24/03/21
On 22 March 2021, the EU adopted an EU Directive introducing automatic exchange of information for EU and non-EU digital platform operators (“DAC7”). Following this DAC7 Directive, EU and non-EU digital platform operators will have to report information about sellers of certain personal and rental services and of goods, who are using the digital platform for their activities. In addition to the information exchange requirements for digital platform operators, DAC7 also brings some amendments to existing provisions on administrative cooperation in the field of taxation.
DAC7 needs to be implemented in the Netherlands and the other EU Member States by 31 December 2022. Digital platform operators will be required to report on the year 2023 for the first time in 2024. To this end, digital platform operators should have seller due diligence procedures in place as of 1 January 2023.
If your enterprise is a digital platform operator, you will need to carry out specific due diligence procedures over the sellers in order to collect and verify the information necessary for the purposes of the exchange corresponding to reportable periods as of 1 January 2023.
We refer you to the dedicated page on “Taxation of the digital economy” under theme DAC7 in which you can see how PwC can assist you in the full end-to-end process, from identifying the exact impact of DAC7 on your business to assisting and implementing within your Compliance framework and digital infrastructure, as well as assist in your annual reporting towards your local tax authority.
If you are a Seller using a digital platform for the rental of immovable property, the intermediation to perform personal services, the sale of goods or the rental of vehicles and other transportation, you must be aware of the fact that from 2023 the EU Member States’ tax authorities will have information about your activities performed via these platforms.
In general, the tax authorities may use this information for their tax audits (regarding personal or corporate income tax but also VAT and other indirect taxes).
The new rules aim to provide the EU Member States’ tax authorities with the information necessary to ensure the enforcement of tax rules regarding commercial activities performed with the intermediation of digital platforms. It introduces standardised reporting requirements for digital platform operators.
The new reporting obligations will apply to operators of both EU and non-EU digital platforms that allow certain sellers (“reportable sellers”) to be connected to other users in order to perform the following (cross-border or domestic) activities:
Reporting will apply regardless of the legal nature of the seller. However, webshop and platforms that only sell their own product are out of scope. The DAC7 reporting obligation aims specifically at situations of intermediation by digital platforms.
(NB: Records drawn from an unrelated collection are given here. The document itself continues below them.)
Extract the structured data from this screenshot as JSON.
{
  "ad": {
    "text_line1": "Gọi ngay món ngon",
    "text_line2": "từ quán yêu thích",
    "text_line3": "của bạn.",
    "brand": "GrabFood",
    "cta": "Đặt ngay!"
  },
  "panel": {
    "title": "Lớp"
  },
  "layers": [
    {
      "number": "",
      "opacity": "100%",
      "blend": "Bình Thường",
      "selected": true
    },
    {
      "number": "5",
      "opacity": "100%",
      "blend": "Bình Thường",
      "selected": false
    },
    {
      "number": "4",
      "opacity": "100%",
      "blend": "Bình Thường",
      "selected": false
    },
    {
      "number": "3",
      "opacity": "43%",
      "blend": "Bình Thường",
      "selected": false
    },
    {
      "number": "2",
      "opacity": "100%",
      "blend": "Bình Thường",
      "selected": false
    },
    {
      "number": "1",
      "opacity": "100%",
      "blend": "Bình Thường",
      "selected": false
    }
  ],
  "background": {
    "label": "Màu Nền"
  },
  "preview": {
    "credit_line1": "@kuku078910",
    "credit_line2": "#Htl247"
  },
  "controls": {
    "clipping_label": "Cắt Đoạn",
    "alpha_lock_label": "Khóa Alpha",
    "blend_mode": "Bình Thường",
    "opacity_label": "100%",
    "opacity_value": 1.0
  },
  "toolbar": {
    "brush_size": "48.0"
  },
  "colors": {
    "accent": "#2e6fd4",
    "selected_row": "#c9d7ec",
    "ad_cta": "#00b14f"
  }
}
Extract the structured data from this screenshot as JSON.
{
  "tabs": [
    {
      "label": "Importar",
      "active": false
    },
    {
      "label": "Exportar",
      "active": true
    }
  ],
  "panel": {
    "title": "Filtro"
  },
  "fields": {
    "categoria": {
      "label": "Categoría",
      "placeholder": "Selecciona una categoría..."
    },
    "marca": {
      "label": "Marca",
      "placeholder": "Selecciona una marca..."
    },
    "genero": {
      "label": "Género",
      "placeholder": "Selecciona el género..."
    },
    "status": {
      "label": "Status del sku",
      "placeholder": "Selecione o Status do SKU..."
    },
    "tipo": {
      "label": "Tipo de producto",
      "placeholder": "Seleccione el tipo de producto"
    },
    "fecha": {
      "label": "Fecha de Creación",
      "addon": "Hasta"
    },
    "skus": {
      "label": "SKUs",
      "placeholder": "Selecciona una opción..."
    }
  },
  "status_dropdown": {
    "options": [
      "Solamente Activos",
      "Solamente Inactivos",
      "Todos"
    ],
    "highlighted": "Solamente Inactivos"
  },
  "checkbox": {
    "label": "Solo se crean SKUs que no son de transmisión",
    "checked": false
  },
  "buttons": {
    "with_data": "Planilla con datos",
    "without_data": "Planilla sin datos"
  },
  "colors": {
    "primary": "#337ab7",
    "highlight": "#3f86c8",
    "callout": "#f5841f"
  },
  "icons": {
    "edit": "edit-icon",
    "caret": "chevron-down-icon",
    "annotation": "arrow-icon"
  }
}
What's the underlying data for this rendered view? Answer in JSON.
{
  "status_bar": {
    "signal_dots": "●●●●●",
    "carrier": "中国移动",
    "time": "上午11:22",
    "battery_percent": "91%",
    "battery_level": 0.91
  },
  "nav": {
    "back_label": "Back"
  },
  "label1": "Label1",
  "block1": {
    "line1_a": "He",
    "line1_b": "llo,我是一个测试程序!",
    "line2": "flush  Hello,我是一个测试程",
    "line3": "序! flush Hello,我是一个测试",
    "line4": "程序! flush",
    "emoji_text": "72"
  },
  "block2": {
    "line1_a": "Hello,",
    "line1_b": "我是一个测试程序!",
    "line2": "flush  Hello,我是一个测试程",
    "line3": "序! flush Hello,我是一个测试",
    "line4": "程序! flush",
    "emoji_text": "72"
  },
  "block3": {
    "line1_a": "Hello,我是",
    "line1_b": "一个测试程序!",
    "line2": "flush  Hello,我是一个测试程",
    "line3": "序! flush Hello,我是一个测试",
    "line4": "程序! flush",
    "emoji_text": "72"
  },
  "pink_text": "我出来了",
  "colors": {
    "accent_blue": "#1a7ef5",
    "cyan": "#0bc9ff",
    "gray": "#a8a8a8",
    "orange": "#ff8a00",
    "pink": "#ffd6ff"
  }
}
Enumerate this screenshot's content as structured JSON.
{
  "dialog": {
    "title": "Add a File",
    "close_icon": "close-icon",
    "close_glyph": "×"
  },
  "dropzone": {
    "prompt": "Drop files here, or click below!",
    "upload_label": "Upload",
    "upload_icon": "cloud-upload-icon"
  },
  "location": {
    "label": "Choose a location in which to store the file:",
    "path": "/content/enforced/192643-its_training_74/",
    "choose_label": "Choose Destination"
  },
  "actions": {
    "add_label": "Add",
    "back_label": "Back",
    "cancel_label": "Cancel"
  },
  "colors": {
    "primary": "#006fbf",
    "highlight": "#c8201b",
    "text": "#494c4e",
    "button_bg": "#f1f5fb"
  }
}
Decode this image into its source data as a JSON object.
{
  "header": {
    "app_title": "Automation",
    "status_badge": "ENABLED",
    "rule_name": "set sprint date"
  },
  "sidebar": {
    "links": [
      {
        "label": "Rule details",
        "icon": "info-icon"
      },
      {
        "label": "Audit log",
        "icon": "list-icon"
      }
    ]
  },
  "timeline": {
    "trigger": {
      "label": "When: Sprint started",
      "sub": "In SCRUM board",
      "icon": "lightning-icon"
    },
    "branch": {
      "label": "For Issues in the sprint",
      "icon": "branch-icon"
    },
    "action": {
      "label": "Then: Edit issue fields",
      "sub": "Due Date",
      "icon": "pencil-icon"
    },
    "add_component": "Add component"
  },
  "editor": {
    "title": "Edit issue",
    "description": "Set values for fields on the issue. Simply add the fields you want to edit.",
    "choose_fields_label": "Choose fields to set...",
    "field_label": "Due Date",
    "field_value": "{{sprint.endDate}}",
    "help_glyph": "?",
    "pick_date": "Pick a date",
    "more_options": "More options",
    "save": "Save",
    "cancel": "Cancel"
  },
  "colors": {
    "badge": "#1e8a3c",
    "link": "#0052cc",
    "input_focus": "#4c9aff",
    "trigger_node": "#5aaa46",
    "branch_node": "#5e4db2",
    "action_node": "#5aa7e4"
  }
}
Contrary to the draft Directive, investment and lending activities in the context for crowdfunding are not in scope.
The reporting obligation lies on the operators of EU and non-EU digital platforms. Broadly speaking, non-EU digital platform operators may fall in scope of DAC7 only where either (i) there is an EU-based seller and/or (ii) the activities involve the rental of immovable property located in the EU. In such a case non-EU digital platform operators need to register in an EU Member State.
The information to be reported will include information relevant to the correct identification of the seller (e.g., name, registered office, Tax Identification Number, VAT number, date of birth, business registration number, each member State of residence of the seller) and information relevant to the determination of the profits realised by the reportable seller through the platform (e.g., the amount of the consideration paid to the seller and the number of activities for which it was paid, the account number where the consideration is credited, the addresses of the property being rented out and the number of days).
The information should be reported by the platform operator to the competent tax authorities ultimately 31 January of the year following the calendar year in which the seller is identified as a reportable seller. The first information shall be communicated for Reportable Periods as from 1 January 2023. This means that the first DAC7 reporting for this information should take place ultimately 31 January 2024. The receiving EU Member State will then exchange the information received with the tax authorities of the other EU Member States on an annual basis.
Joint audits: new provisions allow for an administrative enquiry jointly conducted by the competent authorities of two or more EU Member States, and linked to one or more persons of common or complementary interest to the competent authorities of those EU Member States.
Group requests: apart from the automatic exchange of information between tax authorities, it is also possible that the tax authorities of an EU Member State make requests to another EU Member State for specific information about a certain taxpayer. DAC7 now makes it possible for tax authorities to also make more general requests that do not concern specific taxpayers but rather certain groups of taxpayers who cannot be identified individually.
Exchange of information with regard to royalties: DAC7 adds to the list of information that tax authorities of the EU Member States will automatically exchange information about royalty payments. The term ‘royalties’ means payments of any kind received as a consideration for the use of, or the right to use, any copyright of literary, artistic or scientific work, including cinematograph films and software, any patent, trade mark, design or model, plan, secret formula or process, or for information concerning industrial, commercial or scientific experience; payments for the use of, or the right to use, industrial, commercial or scientific equipment shall be regarded as royalties (as provided in the EU Interest and Royalty Directive).